12-09-2025 - Canadá admite que um número impressionante de mortes no país em 2023 foram suicídio assistido
O suicídio assistido por um médico no Canadá atingiu um recorde em 2023, de acordo com um relatório do vizinho do norte dos Estados Unidos.
De acordo com dados do governo canadiano, os suicídios medicamente assistidos no país em 2023 dispararam para 1 em cada 20, representando 15.343 (ou 4,7%) das mortes.
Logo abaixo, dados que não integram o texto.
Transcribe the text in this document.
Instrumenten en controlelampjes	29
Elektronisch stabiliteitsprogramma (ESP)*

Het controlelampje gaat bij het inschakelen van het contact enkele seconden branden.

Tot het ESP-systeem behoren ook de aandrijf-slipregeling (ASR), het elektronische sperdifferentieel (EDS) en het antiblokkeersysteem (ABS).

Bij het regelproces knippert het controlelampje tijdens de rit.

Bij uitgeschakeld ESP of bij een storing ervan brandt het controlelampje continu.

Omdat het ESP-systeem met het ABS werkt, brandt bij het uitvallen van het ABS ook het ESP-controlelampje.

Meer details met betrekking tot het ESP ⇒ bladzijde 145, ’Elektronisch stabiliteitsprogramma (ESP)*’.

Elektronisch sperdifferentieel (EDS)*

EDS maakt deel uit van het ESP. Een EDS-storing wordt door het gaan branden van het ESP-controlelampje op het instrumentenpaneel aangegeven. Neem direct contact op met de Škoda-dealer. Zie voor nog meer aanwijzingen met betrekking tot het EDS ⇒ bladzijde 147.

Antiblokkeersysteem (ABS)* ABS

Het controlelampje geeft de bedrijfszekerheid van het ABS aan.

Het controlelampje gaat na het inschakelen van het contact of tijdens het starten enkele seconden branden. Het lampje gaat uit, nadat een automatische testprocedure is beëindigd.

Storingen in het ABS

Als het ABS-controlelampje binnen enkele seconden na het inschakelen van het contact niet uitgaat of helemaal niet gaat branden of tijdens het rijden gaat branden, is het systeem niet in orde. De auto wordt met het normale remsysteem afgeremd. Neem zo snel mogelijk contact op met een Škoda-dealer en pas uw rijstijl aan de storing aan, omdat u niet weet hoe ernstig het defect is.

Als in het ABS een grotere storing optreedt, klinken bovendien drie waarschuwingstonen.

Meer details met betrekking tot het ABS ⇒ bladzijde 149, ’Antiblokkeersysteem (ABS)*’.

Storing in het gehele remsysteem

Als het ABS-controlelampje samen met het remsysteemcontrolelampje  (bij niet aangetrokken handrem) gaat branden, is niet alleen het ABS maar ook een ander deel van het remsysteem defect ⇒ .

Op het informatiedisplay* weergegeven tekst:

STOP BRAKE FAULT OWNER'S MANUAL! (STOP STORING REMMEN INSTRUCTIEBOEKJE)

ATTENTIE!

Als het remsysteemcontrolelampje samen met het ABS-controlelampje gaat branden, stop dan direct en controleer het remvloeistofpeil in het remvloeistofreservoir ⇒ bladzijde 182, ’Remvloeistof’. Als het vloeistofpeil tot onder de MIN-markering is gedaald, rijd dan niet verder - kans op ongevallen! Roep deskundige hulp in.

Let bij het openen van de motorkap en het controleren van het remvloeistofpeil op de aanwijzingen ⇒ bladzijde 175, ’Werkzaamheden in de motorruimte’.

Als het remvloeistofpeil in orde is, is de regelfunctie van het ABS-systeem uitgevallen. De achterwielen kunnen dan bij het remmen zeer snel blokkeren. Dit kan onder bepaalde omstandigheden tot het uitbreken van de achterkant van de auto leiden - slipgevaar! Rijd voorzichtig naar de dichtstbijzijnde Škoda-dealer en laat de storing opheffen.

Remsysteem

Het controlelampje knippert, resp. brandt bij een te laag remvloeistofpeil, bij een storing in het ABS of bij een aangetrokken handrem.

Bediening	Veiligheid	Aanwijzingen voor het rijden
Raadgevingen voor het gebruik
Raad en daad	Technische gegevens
Isto representa um aumento de 15,8% em relação ao ano anterior.
Aqueles que tiraram a própria vida através do suicídio medicamente assistido recorreram ao programa de Assistência Médica para Morrer (MAID) do Canadá, que supervisionou a morte de 60.301 pessoas desde que foi legalizado em 2016.
A Health Canada (Saúde Canadá) descreve o MAID como um “serviço de saúde que permite a uma pessoa elegível receber assistência médica para pôr fim à sua vida”. Este programa utiliza veneno, que é administrado por via oral ou intravenosa, para acabar com a vida dos participantes.
Quando o MAID foi introduzido pela primeira vez à população, só estava disponível para adultos cuja morte natural era “razoavelmente previsível”. Depois, em 2021, segundo a Reuters, o país alargou a oferta a quem tem doenças e deficiências não só terminais, mas também incuráveis.
A lei deverá ser alargada mais uma vez a 17 de março de 2027, quando as pessoas que sofrem “apenas de doenças mentais” poderão participar no programa MAID. A expansão estava inicialmente programada para entrar em vigor em 2024, mas os legisladores em Otava atrasaram a implementação.
Num comunicado divulgado pela BBC, a Health Canada disse que o governo “ouviu e concorda que o sistema de saúde ainda não está pronto para esta expansão”.
O Ministro da Saúde, Mark Holland, disse em Fevereiro que concorda com os defensores do MAID que descartam o sofrimento mental e físico e explicou que o atraso visa apenas garantir a “prontidão” do sistema médico no Canadá.
O Dying with Dignity (Morrer com Dignidade), um grupo de defesa do suicídio medicamente assistido, condenou o atraso e classificou a medida como uma “negação dos direitos constitucionais das pessoas que sofrem em todo o Canadá”.
O conselho editorial do Washington Post instou o Canadá a repensar o seu programa de eutanásia numa coluna no início deste ano, afirmando que a expansão pendente do programa “vai longe demais”.
“Muitas pessoas que sofrem de perturbações psiquiátricas consideram o suicídio como sendo, temporariamente, a sua única saída, para mais tarde ficarem gratos por não se terem suicidado nas profundezas do seu sofrimento”, escreveu o comité.
Isso aconteceu certamente no Canadá.
Em 2019, por exemplo, Alan Nichols, de 61 anos, foi hospitalizado por temer que pudesse ter sido suicida e corresse o risco de se magoar. No espaço de um mês, inscreveu-se no programa MAID e foi morto, citando a “perda auditiva” como a razão pela qual queria morrer, segundo a Associated Pres.
Outra pessoa, uma mulher que foi a um hospital de Vancouver, procurou ajuda psiquiátrica porque tinha pensamentos suicidas frequentes e, em vez de lhe oferecer os cuidados médicos tão necessários, um funcionário do hospital recomendou o programa MAID.
A mulher de 37 anos, Kathrin Mentler, disse que foi ao Centro de Acesso e Avaliação do Hospital Geral de Vancouver em junho de 2023 e recordou que o seu objetivo era “manter-se segura” porque estava “em crise”.
Durante o seu exame, um funcionário do hospital disse a Mentler que “não havia camas” nas instalações e perguntou-lhe se tinha “considerado a possibilidade de receber tratamento médico assistido para agonia”. A mulher disse ao Instituto Cristão: “O médico falou então do seu ‘alívio’ pela morte de outro paciente que lutava contra uma doença mental”.
“Fez-me sentir que a minha vida não valia nada ou que era um problema que poderia ser resolvido se escolhesse MAID”, disse Mentler, dizendo mais tarde ao The Globe and Mail: “Quanto mais penso sobre [o programa], acho que aumenta cada vez mais questões éticas e morais em torno disso.”
Por favor, ore para que o Senhor intervenha na vida daqueles que consideram o suicídio medicamente assistido. Atualmente é legal em 10 estados: Maine, New Jersey, Vermont, Novo México, Montana, Colorado, Oregon, Washington, Califórnia e Havai, e Washington, D.C.